I think it would make more sense to name such a method `#identical?`, since that is what it is doing --*comparing identity*. Over a sufficient period of time the current use of `#equal?` can be deprecated and possibly made better use of with a different definition. I realize this is not a minor change. This transition would probably be much like the one from #id to #object_id.
The reason I propose this, and why it is an issue for myself, is in of the design of assertion frameworks. For example, #assert_equal is a comparison of #==, not #equal?. We run into this naming conundrum and end up having to use assertion names that don't correspond well to the names of the underlying comparison. So that's the practical reason. But formally speaking, I think #identical? also better b/c it is more precise.
History
Updated by peter_v (Peter Vandenabeele) 4 months ago
+1
One could also be even more descriptive: "same_object?"

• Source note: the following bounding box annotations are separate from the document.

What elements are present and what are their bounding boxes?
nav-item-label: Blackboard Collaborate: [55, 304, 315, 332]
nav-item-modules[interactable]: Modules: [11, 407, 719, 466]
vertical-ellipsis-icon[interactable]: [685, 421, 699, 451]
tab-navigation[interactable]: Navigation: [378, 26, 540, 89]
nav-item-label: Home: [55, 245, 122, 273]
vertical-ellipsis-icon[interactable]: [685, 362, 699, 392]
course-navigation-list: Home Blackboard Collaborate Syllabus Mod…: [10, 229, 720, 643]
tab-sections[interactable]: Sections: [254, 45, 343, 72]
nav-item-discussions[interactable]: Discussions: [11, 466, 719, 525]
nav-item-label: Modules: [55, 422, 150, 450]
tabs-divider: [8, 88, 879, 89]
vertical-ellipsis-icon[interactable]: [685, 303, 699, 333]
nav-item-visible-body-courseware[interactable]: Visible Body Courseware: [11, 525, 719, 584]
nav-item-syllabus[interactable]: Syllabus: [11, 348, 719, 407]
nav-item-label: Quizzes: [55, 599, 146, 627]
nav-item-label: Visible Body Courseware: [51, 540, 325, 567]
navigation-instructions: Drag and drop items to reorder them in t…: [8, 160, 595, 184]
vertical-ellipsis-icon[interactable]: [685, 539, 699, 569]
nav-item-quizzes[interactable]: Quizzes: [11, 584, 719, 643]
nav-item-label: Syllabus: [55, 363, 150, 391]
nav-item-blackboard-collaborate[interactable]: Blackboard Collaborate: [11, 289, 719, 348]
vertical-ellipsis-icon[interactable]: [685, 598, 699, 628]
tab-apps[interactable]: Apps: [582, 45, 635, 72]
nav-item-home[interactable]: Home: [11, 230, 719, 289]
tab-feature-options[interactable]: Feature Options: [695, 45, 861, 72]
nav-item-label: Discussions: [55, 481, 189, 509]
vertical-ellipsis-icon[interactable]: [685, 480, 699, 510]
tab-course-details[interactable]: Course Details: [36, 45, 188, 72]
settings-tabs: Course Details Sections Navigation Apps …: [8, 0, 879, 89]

Updated by kernigh (George Koehler) 3 months ago
The name of #equal? is part of a pattern.
In Common Lisp:
(eq a b) ; most strict (eql a b) (equal a b) (equalp a b) ; least strict
In Ruby:
a == b # least strict a.eql? b a.equal? b # most strict
If #equal? loses its name, the pattern would be less obvious. Also, #eql? would lose its position between #== and #equal?.
If #equal? loses its name, I suggest that #eql? also loses its name.
- #equal? might become #identical? or #same_object?
- #eql? might become #hash_equal?
I guess that #eql? must not lose its name, because too much Ruby code already calls or defines #eql?.